Subject: Re: [boost] [review] Review of Outcome (starts Fri-19-May)
From: Gavin Lambert (gavinl_at_[hidden])
Date: 2017-05-15 23:18:19
On 16/05/2017 03:48, Niall Douglas wrote:
> Are you referring to .get() and .value()?
> I use a convention of .value() in my own code to indicate when I am
> retrieving the value, and .get() to indicate I am throwing away the
> fetched value but I do want any default actions to occur e.g. if not
> valued, throw an exception. So .get() means "fetch and throw any error
> state if present".
> If people like this convention, I can make it formal by tagging
> .value()'s return with [[nodiscard]] and have .get() return void. If
> people dislike this convention, .get() can be removed.

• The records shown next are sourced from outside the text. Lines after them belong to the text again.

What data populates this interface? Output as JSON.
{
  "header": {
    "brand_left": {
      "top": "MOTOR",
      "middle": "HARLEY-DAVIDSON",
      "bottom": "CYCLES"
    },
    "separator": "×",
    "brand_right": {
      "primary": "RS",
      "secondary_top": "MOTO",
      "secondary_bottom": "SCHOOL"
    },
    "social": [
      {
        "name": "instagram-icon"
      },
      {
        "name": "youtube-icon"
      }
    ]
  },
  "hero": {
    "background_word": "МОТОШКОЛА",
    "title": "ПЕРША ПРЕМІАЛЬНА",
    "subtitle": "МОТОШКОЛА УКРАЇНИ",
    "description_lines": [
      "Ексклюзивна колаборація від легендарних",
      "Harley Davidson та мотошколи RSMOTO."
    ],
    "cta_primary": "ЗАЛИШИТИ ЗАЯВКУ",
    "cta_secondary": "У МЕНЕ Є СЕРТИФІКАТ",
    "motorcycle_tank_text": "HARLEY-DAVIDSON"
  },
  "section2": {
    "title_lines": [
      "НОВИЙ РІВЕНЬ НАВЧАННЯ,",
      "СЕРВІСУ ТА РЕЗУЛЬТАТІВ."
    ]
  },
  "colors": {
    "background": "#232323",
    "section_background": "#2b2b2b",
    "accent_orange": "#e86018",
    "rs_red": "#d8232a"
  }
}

> I really wasn't sure what people might prefer. [[nodiscard]] is so new
> it's hard to decide on if we are using it overkill or not. I look
> forward to any feedback.
Maybe I'm missing some context, but unless T is void, making a void
get() method seems very peculiar to me. Logically a get method should
actually get something.
(void get() where T is void is also weird, but at least its behaviour is
familiar to anyone used to futures, and is reasonably orthogonal to the
non-void T case, and has some benefits to *some* generic code -- though
sadly void is still a second-class citizen in the type system.)